Monday, April 29, 2019

Science Fiction Church Month Goes to the Black

Serenity (2005)

Usually, on Friday we publish a new post here at Movie Churches, and on Mondays, we post on the new blog, TV Churches. This month, we’ve been looking at science fiction films here, and at TV Churches, we’ve been looking at westerns. April ends with an intersection between the two: at TV Churches today, we’re posting about the short-lived cult favorite, Firefly .  It didn’t seem right to post about the feature film, Serenity, before we posted about the show that led to it.

The TV show followed the adventures of Captain Mal Reynolds (Nathan Fillion) and his crew as they sought to make a living with any work they could find, legal or otherwise. They also took passengers on the Firefly class ship, Serenity, and two of those passengers provided a plot line that the show’s cancelation left unresolved. 

After Doctor Simon Tan (Sean Maher) rescues his sister, River (Summer Glau) from a government facility. The Alliance (seemingly the sole government of the universe) wants River back and seems willing to do anything to retrieve them. They were still running when the series ended.

Serenity, the film, reveals more of the reasons the government wants River and brings that hunt to a conclusion. As the film begins, a couple of series regulars aren't on the ship. Inara (Morena Baccarin) is living on a different planet, as is Shepherd Book (Ron Glass), but Book is remembered by the crew. When crewman Jayne Cobb (Adam Baldwin) wonders why the Reivers are such savage, beastlike killers, Kaylee (Jewel Staite) quotes Shepherd Book, “They was men who just reached the edge of space, saw a vast nothingness and went bibbledy over it.” (Considering that Book is a man of education and careful speech, it is unlikely this was an exact quote.)

When Serenity is pursued by Alliance forces, the crew seeks haven at a planet called, well, "Haven." They are greeted by Shepherd Book. Mal thanks him for his hospitality. 

Book asks, “You got a plan?” 

“Hiding ain’t a plan?” Mal answers with a question. Book goes on to advise Mal about the best ways to deal with the Alliance.

Book: Only one thing going to walk you through this, Mal. Belief.

Mal: You know I always look to you for counsel, but sermons make me sleepy, Shepherd. I ain’t looking for help from on high. That’s a long wait for a train that don’t come.
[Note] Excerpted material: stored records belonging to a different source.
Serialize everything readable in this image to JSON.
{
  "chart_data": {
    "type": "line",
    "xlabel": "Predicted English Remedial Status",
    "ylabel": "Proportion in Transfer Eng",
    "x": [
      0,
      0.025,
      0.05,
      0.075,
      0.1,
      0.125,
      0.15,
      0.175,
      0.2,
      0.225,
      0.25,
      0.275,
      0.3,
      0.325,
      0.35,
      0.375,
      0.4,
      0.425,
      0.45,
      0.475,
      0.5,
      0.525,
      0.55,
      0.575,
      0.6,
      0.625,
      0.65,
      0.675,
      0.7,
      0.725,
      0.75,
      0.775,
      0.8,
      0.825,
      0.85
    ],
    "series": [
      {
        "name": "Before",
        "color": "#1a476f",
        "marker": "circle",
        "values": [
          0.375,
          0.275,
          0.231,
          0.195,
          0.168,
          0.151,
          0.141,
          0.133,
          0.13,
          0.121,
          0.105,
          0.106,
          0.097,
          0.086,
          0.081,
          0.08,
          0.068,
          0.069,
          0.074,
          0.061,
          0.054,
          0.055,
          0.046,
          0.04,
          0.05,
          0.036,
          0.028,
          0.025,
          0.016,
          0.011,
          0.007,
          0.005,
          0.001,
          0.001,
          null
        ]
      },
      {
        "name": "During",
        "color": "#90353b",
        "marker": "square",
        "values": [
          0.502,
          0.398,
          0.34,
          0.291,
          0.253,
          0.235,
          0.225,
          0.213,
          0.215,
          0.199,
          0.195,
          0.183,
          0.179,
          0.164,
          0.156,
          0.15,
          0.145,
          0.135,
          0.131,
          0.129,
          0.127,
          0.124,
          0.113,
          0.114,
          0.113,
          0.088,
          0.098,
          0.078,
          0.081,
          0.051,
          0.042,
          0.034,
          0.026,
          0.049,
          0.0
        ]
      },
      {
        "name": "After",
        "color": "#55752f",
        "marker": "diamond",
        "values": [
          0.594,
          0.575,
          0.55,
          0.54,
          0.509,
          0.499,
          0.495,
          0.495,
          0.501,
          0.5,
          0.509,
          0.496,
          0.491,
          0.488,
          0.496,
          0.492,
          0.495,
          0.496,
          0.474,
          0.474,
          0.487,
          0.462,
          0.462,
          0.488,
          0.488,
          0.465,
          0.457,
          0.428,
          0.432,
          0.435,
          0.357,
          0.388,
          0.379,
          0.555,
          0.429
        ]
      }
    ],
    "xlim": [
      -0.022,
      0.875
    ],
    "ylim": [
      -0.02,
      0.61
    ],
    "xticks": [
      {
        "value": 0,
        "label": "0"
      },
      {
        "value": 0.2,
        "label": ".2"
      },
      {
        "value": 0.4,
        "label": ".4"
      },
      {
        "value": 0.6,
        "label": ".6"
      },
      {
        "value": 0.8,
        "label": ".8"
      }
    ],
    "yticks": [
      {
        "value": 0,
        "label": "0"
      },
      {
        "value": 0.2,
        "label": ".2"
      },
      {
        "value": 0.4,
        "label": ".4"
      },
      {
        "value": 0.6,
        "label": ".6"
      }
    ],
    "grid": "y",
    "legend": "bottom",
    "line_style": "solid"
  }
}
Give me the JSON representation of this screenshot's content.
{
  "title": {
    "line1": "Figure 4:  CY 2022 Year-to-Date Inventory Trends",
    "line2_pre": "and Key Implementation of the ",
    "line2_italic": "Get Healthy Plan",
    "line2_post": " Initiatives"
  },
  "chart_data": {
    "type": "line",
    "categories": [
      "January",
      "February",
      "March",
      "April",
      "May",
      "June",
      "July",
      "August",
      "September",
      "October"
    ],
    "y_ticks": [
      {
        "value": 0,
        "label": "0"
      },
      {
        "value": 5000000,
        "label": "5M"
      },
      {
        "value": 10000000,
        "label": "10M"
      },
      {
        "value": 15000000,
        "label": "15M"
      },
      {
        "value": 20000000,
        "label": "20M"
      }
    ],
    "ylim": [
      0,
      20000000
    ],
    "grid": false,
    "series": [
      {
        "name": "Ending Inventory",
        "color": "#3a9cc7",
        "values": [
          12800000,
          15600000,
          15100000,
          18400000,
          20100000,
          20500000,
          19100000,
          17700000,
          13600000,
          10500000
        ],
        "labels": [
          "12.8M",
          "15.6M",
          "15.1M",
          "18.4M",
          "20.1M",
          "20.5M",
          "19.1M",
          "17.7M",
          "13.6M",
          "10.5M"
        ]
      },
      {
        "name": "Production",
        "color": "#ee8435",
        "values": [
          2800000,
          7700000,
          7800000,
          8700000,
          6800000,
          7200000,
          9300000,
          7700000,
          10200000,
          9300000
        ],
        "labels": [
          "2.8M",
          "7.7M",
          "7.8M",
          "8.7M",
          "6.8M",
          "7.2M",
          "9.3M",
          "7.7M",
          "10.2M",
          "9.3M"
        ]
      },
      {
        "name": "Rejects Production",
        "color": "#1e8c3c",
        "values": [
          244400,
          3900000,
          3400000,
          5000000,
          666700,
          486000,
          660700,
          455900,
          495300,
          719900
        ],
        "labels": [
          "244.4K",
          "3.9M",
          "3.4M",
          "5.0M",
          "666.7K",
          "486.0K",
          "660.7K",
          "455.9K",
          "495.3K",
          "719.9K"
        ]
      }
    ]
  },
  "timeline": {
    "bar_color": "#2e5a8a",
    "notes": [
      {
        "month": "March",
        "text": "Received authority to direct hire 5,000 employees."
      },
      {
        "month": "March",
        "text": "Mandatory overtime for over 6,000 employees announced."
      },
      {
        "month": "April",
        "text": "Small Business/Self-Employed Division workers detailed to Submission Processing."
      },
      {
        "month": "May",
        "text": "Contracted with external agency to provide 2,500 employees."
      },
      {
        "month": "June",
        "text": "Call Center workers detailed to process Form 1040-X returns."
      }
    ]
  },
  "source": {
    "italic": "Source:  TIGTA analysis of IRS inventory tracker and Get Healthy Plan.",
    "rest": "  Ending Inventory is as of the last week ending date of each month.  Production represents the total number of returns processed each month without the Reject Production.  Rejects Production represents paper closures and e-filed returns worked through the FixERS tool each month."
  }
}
Book: When I talk about belief, why do you always assume I’m talking about God? They’ll come at you sideways. That’s how they think. It’s how they move. Sidle up and smile. Hit you where you’re weak. Sort of man they’re like to send believes hard. Kills and never asks why.

Mal: It’s of interest to me how much you seem to know about that world.

Book: I wasn’t born a shepherd, Mal.

Mal: You’ll have to tell me about that sometime.

Book: No, I don’t.

And Book never does. The audience is also curious about the origin of Shepherd Book, but when we see Book again in the film, he’s dying. The Alliance attacks the people of Haven for assisting the Tans.

Mal finds Book as he speaks his last words.

Mal: It should have been me.

Book: That crossed my mind. I shot him down. I killed the ship that killed us. Not very Christian of me.

Mal: You did what’s right.

Book: Coming from you, that means almost nothing. I’m long gone.

Mal: No, Doc will bring you around. I look to be bored by many more sermons before you slip. Just don’t move.

Book: You can’t order me around, boy. I’m not one of your crew.

Mal: Yes, you are.

Book: I don’t care what you believe. Just believe it. Whatever you…

And so, Book dies, urging Mal to believe… In something. This bothers me a little. Shepherd Book is presented in the show as a Christian, and yet he doesn’t urge Mal to believe in Jesus, just to believe in something.

Which is odd, because the villain of the film, the Operative (Chiwetel Ejiofor), is a man who believes quite strongly, but in the wrong things. He believes there can be a universe without sin, and he can help the Alliance bring that about. He believes in false things and is willing to sacrifice himself and kill others for those beliefs.

Perhaps though, his reasoning is not unlike that G. K. Chesterton wrote about in his novel, The Ball and the Cross. That story tells of a Christian and a rationalist who battle, and Chesterton argues that at least the rationalist has the advantage of belief and the pursuit of truth.

Book put his faith in good things: in Mal and his crew, and more importantly, in the Christian Gospel --which is why we’re giving him our highest Movie Churches rating of Four Steeples.